By Joseph Devine

The Lilly Ledbetter Fair Pay Act was one of the first pieces of legislation signed by President Barack Obama, being signed into law on January 29, 2009. Its purpose is to combat wage discrepancies between male and female employees, and it amends the Civil Rights Act of 1964 and the Age and Discrimination Act of 1967.

The Act is a response to the Supreme Court’s ruling in the case Ledbetter v. Goodyear Tire & Rubber Co., which held that an employee had 180 days from the date a salary was agreed upon to file a lawsuit attesting pay discrimination. That meant that a female employee had only six months to establish that she was being paid less than her male counterparts doing the same job and then to file a lawsuit against the company.

The problem with this system is that a female employee would have to somehow figure out in her first six months at the job what everyone else was making and then file a lawsuit before the statute of limitations expired. So imagine that a woman has been working at a job for a few years, making less money than men doing the same work but not knowing it. When she found out that she had been making less than those men across several years, she would be unable to do anything about it because the statute of limitations is six months from when she agreed to a salary.

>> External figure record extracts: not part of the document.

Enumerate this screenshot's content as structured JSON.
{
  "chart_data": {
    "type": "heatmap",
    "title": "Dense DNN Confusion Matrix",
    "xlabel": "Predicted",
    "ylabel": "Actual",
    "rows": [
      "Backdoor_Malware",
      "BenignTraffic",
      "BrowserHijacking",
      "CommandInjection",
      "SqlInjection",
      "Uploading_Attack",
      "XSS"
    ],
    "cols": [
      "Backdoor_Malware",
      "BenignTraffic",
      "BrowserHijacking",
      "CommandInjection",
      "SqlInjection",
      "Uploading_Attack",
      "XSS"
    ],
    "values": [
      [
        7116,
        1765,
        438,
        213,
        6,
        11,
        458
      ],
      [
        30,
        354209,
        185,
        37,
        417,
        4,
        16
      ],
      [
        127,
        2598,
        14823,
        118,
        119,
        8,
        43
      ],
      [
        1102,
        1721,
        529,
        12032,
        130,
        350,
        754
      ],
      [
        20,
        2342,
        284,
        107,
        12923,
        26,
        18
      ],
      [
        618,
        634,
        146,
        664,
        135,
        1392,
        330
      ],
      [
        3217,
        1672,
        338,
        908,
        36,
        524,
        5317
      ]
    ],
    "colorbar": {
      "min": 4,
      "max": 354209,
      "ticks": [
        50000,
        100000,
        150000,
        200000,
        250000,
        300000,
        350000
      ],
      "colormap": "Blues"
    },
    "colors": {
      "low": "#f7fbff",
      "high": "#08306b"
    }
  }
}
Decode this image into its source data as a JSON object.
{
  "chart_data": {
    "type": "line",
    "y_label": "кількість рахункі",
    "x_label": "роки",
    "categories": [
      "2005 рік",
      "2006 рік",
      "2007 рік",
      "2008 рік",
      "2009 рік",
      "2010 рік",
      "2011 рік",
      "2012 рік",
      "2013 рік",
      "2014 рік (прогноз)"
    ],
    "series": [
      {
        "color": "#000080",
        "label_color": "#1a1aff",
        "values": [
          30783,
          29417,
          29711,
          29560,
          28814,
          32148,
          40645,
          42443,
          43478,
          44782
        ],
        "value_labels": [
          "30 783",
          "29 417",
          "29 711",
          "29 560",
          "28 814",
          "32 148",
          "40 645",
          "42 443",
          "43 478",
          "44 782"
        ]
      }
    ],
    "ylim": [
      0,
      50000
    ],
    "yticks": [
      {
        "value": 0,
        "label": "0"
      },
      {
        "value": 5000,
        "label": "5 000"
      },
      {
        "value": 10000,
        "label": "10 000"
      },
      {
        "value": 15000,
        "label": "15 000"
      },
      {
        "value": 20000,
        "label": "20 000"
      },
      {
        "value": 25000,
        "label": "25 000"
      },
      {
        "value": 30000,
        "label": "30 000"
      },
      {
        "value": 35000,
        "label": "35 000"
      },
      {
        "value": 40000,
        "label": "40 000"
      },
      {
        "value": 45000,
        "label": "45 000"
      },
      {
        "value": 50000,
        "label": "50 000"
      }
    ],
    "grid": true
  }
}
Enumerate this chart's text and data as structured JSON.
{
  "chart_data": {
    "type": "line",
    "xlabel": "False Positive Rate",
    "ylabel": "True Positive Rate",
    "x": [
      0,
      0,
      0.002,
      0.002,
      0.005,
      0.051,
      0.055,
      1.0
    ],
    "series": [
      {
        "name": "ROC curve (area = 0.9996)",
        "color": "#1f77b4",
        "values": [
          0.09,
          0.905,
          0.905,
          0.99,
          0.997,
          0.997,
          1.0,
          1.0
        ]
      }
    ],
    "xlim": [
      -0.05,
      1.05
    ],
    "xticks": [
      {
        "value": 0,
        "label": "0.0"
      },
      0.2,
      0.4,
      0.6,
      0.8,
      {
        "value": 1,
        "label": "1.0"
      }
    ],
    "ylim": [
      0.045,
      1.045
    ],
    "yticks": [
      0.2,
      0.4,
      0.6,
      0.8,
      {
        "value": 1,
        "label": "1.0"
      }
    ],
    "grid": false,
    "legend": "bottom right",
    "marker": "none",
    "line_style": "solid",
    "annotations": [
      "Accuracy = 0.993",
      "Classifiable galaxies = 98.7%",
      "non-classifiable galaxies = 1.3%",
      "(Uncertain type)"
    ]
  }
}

The Lilly Ledbetter Fair Pay Act was first proposed in 2007, shortly after the original court ruling, but was defeated by the more Republican 110th United States Congress. Democrats were quick to criticize their Republican counterparts, asserting that they were essentially supporting wage discrimination by making it difficult to redress wage discrepancies. As a result, when the more heavily Democrat 111th session began, the retooled and restructured Lilly Ledbetter act was one of the first pieces of legislation passed. The Act established that the 180-day statute of limitations actually resets each time a discriminatory paycheck is issued. So as long as you are being paid an unfair wage, you are able to file litigation against your employer. The Act makes it much easier for employees to demand compensation for unfair and illegal wage discrimination.